Ostrale’17: Querschnitt durch das zeitgenössische Kunstgeschehen
Am 28.07.2017 eröffnete die Ostrale zum elften Mal die Futterställe im Messegelände und selbst die Sonne war in einer ansonsten verregneten Sommerwoche gespannt genug, um die Wolken für einen sommerlichen Abend hinwegzuschieben. Das merkte man auch am Publikum, das recht zahlreich erschien und das große Areal mit Leben füllte. Die Kulisse, das sich dank milder Temperaturen angeregt im Außenbereich unterhaltende Publikum und natürlich die Kunst an sich sorgten für einen wirklich gelungenen Auftakt der nun nur alle zwei Jahre stattfindenden Kunstmesse. Zum Glück gibt es sie überhaupt noch: letztes Jahr hätte die zehnte auch schon die letzte Ausgabe sein können. Die alten Futterställe, in denen die Messe alljährlich stattfindet, sind sanierungbedürftig. Zum Glück für die Veranstalter bewirbt sich Dresden um den Titel der Kulturhauptstadt Europas. Eine Kunstmesse dieser Größe macht sich bei der Bewerbung um diesen Titel natürlich gut und so sicherte man jetzt doch Unterstützung zum Erhalt der Ostrale zu.
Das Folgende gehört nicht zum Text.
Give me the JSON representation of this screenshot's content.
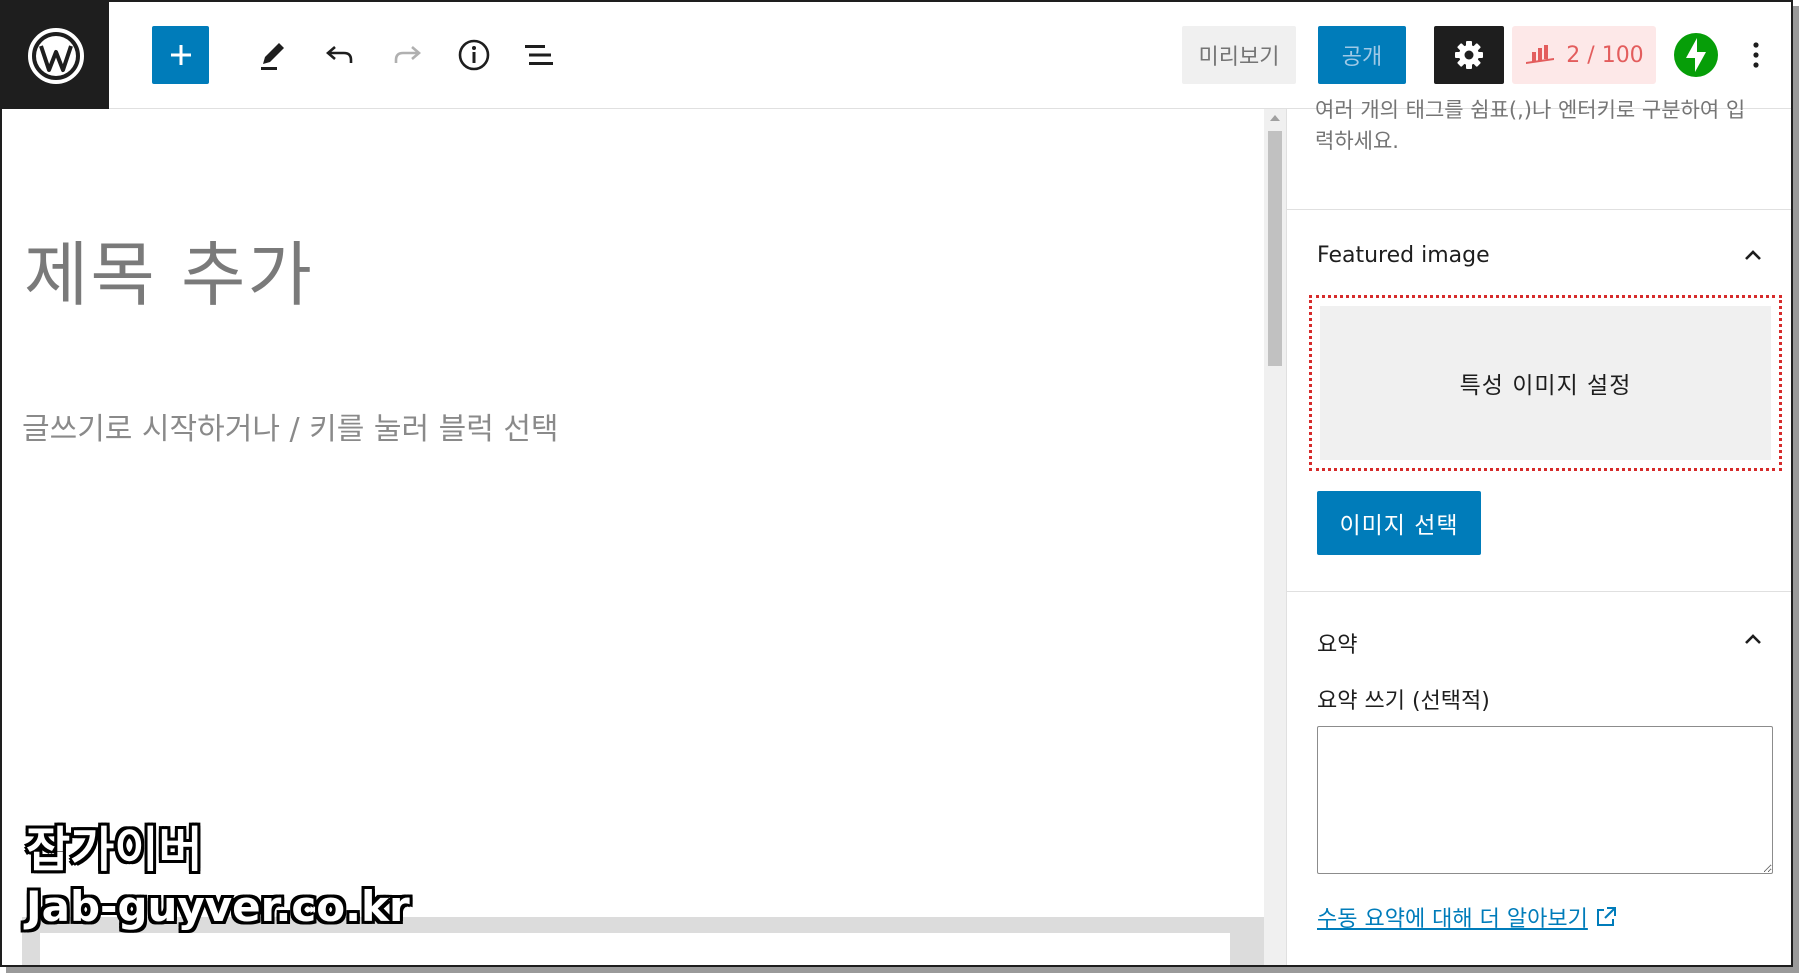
{
  "toolbar": {
    "preview_label": "미리보기",
    "publish_label": "공개",
    "seo_score": "2 / 100"
  },
  "editor": {
    "title_placeholder": "제목 추가",
    "paragraph_placeholder": "글쓰기로 시작하거나 / 키를 눌러 블럭 선택"
  },
  "sidebar": {
    "tags_help": "여러 개의 태그를 쉼표(,)나 엔터키로 구분하여 입력하세요.",
    "featured_image": {
      "title": "Featured image",
      "set_label": "특성 이미지 설정",
      "select_button": "이미지 선택"
    },
    "excerpt": {
      "title": "요약",
      "field_label": "요약 쓰기 (선택적)",
      "value": "",
      "learn_more_link": "수동 요약에 대해 더 알아보기"
    }
  },
  "watermark": {
    "line1": "잡가이버",
    "line2": "Jab-guyver.co.kr"
  },
  "colors": {
    "accent": "#007cba",
    "dark": "#1e1e1e",
    "highlight_border": "#d62b2b",
    "jetpack_green": "#069e08",
    "seo_red": "#e35d5d"
  }
}
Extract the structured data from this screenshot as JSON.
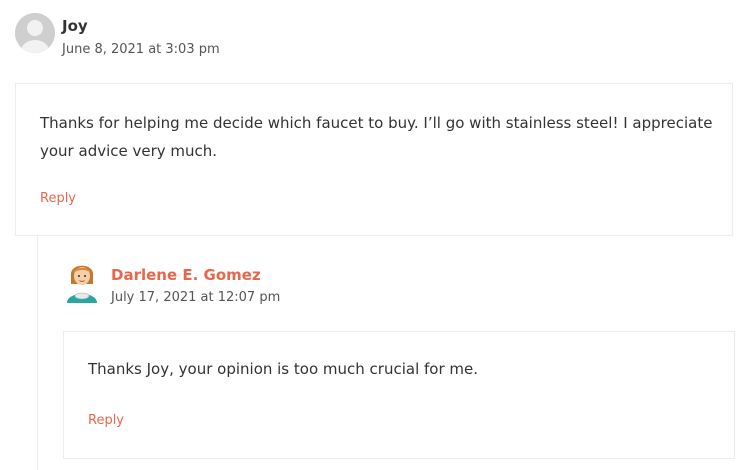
{
  "comments": [
    {
      "author": "Joy",
      "date": "June 8, 2021 at 3:03 pm",
      "text": "Thanks for helping me decide which faucet to buy. I’ll go with stainless steel! I appreciate your advice very much.",
      "reply_label": "Reply",
      "avatar": "default-user-icon"
    },
    {
      "author": "Darlene E. Gomez",
      "date": "July 17, 2021 at 12:07 pm",
      "text": "Thanks Joy, your opinion is too much crucial for me.",
      "reply_label": "Reply",
      "avatar": "cartoon-woman-avatar"
    }
  ],
  "colors": {
    "accent": "#e8674c",
    "border": "#ececec",
    "text": "#333333",
    "meta": "#555555"
  }
}
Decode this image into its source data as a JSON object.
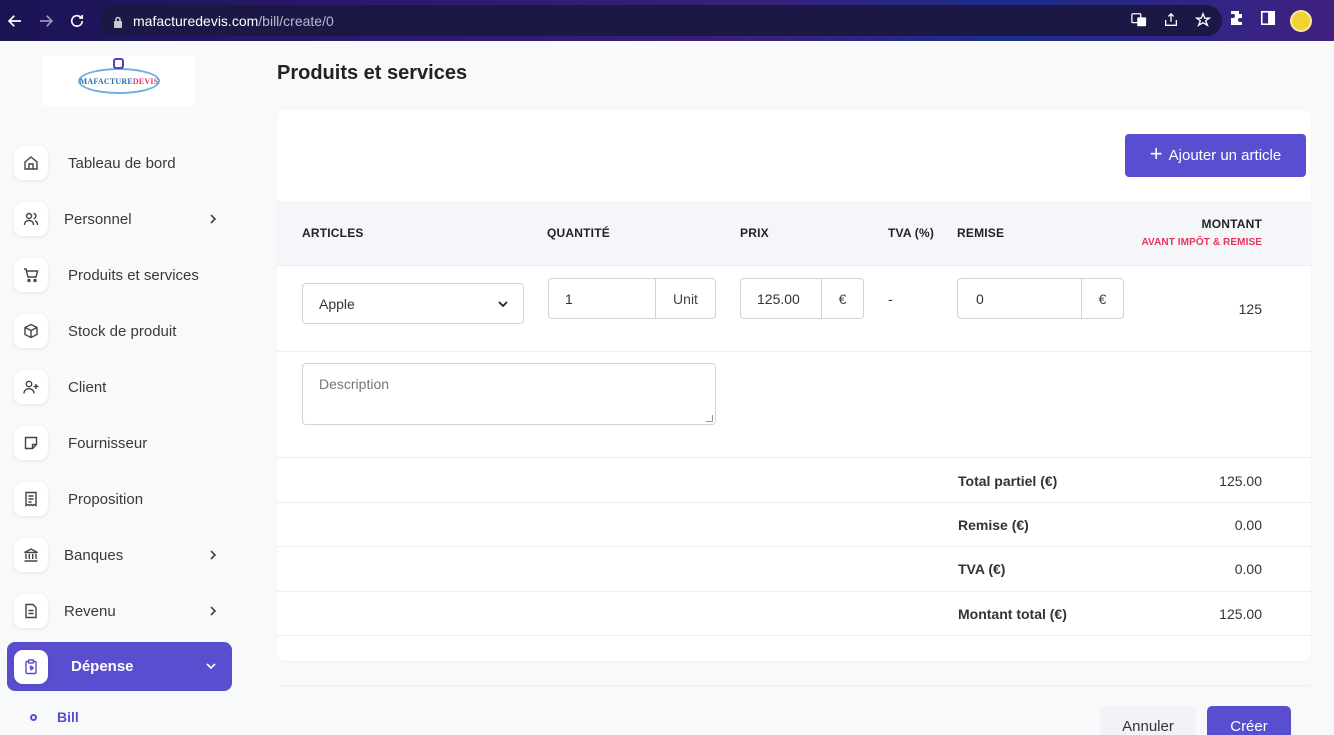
{
  "browser": {
    "url_host": "mafacturedevis.com",
    "url_path": "/bill/create/0",
    "icons": [
      "back-icon",
      "forward-icon",
      "reload-icon",
      "lock-icon",
      "translate-icon",
      "share-icon",
      "star-icon",
      "extensions-icon",
      "sidebar-icon",
      "profile-avatar"
    ]
  },
  "logo": {
    "text_a": "MAFACTURE",
    "text_b": "DEVIS"
  },
  "sidebar": {
    "items": [
      {
        "label": "Tableau de bord",
        "icon": "home-icon"
      },
      {
        "label": "Personnel",
        "icon": "users-icon",
        "has_children": true
      },
      {
        "label": "Produits et services",
        "icon": "cart-icon"
      },
      {
        "label": "Stock de produit",
        "icon": "box-icon"
      },
      {
        "label": "Client",
        "icon": "user-plus-icon"
      },
      {
        "label": "Fournisseur",
        "icon": "note-icon"
      },
      {
        "label": "Proposition",
        "icon": "receipt-icon"
      },
      {
        "label": "Banques",
        "icon": "bank-icon",
        "has_children": true
      },
      {
        "label": "Revenu",
        "icon": "file-icon",
        "has_children": true
      }
    ],
    "active": {
      "label": "Dépense",
      "icon": "clipboard-icon",
      "expanded": true
    },
    "sub_items": [
      {
        "label": "Bill"
      }
    ]
  },
  "main": {
    "title": "Produits et services",
    "add_button": "Ajouter un article",
    "columns": {
      "articles": "ARTICLES",
      "quantite": "QUANTITÉ",
      "prix": "PRIX",
      "tva": "TVA (%)",
      "remise": "REMISE",
      "montant": "MONTANT",
      "montant_sub": "AVANT IMPÔT & REMISE"
    },
    "row": {
      "article": "Apple",
      "quantity": "1",
      "unit": "Unit",
      "price": "125.00",
      "price_currency": "€",
      "tva": "-",
      "discount": "0",
      "discount_currency": "€",
      "amount": "125"
    },
    "description_placeholder": "Description",
    "totals": [
      {
        "label": "Total partiel (€)",
        "value": "125.00"
      },
      {
        "label": "Remise (€)",
        "value": "0.00"
      },
      {
        "label": "TVA (€)",
        "value": "0.00"
      },
      {
        "label": "Montant total (€)",
        "value": "125.00"
      }
    ],
    "cancel_button": "Annuler",
    "create_button": "Créer"
  },
  "colors": {
    "accent": "#5a4ed0",
    "highlight": "#e8345a"
  }
}
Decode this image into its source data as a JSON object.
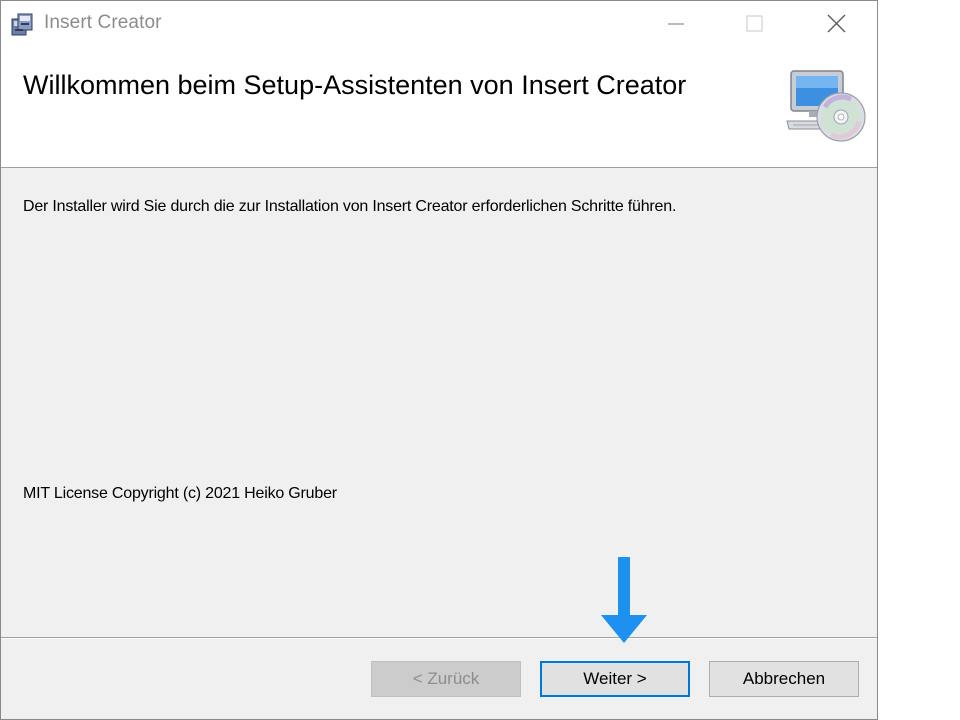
{
  "window": {
    "title": "Insert Creator",
    "controls": {
      "minimize_icon": "minimize-icon",
      "maximize_icon": "maximize-icon",
      "close_icon": "close-icon"
    }
  },
  "header": {
    "title": "Willkommen beim Setup-Assistenten von Insert Creator",
    "icon": "computer-cd-icon"
  },
  "content": {
    "intro": "Der Installer wird Sie durch die zur Installation von Insert Creator erforderlichen Schritte führen.",
    "license": "MIT License Copyright (c) 2021 Heiko Gruber"
  },
  "buttons": {
    "back_label": "< Zurück",
    "next_label": "Weiter >",
    "cancel_label": "Abbrechen"
  },
  "annotation": {
    "icon": "arrow-down-icon",
    "color": "#1e90f0"
  },
  "colors": {
    "accent": "#0078d7",
    "dialog_background": "#f0f0f0",
    "header_background": "#ffffff"
  }
}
Eindrücke von der Ostrale wiederzugeben, ist ein schwieriges Unterfangen: Gemälde, Fotografien, Skulpturen, aufwendige Installationen und Performances einer Vielzahl deutscher und internationaler Künstler werden ausgestellt. Man sollte schon drei Stunden einplanen, um alles zu sehen. Eine intensive Auseinandersetzung mit einzelnen Exponaten braucht dann aber wahrscheinlich einen zweiten Besuch – die Aufnahmefähigkeit des Besuchers kommt ob der gebotenen Vielfalt irgendwann an ihre Grenzen. Einige Highlights werden aber in Erinnerung bleiben. Darunter „Privatsammlung“ von Jonas Lewek, der zehn aus Museen entwendete Fragmente von Werken namhafter Künstler in Vitrinen ausstellt. Die Installation „Robokonzum“ von Mark Swysen lässt einen Einkaufswagen inmitten leerer Einkaufsregale im Kreis fahren als Sinnbild für einen ohnmächtigen, zum Konsumenten degradierten Menschen. „Sammlung Schirm“ von Lucas Buschfeld ist eine Installation aus dünnen Papierstreifen, die elektrisch aufgeladen mit ihrer Umgebung – dem Betrachter – bei Berührung interagieren. Zauberhafte Kunst, die mehr am Moment selbst denn an Bedeutung interessiert ist.
Andere Werke, besonders jene, die in den Hallen 5 und 6 versammelt sind, pochen dafür etwas zu sehr auf Bedeutung und sind in ihrer Konzentration beinah unangenehm didaktisch und ideologisierend. Kunst darf natürlich politisch sein, aber bitte nicht so platt wie Jürgen Schieferdeckers „Mosambikaner auf Dresdner Art“, der ein zersägtes Foto von Jorge Gomondai nebst Säge und blutbeflecktem Kissen ausstellt. Halle 6 wird gänzlich NSK-Staat, einem politischen Kunstkollektiv aus Slowenien, überlassen, dessen Ästhetik stark auf sowjetische Ikonographie rekurriert und auf Kapitalismuskritik setzt. Hier wäre ein inhaltlicher Bruch wünschenswert.
Aber bei der vielen Kunst, die die Ostrale aufbietet, ist es zu erwarten, dass nicht alles gefällt. Vieles verzückt, lässt staunen, manches lässt kalt oder irritiert ein wenig. Das bedeutet letztlich aber nur eins: Die Ostrale ist so lebendig wie eh und je.
„Geniale Dilletanten“ ist vom 15. Juli bis 19. November 2017 im Albertinum zu sehen.
Die Ostrale ist bis zum 1. Oktober geöffnet.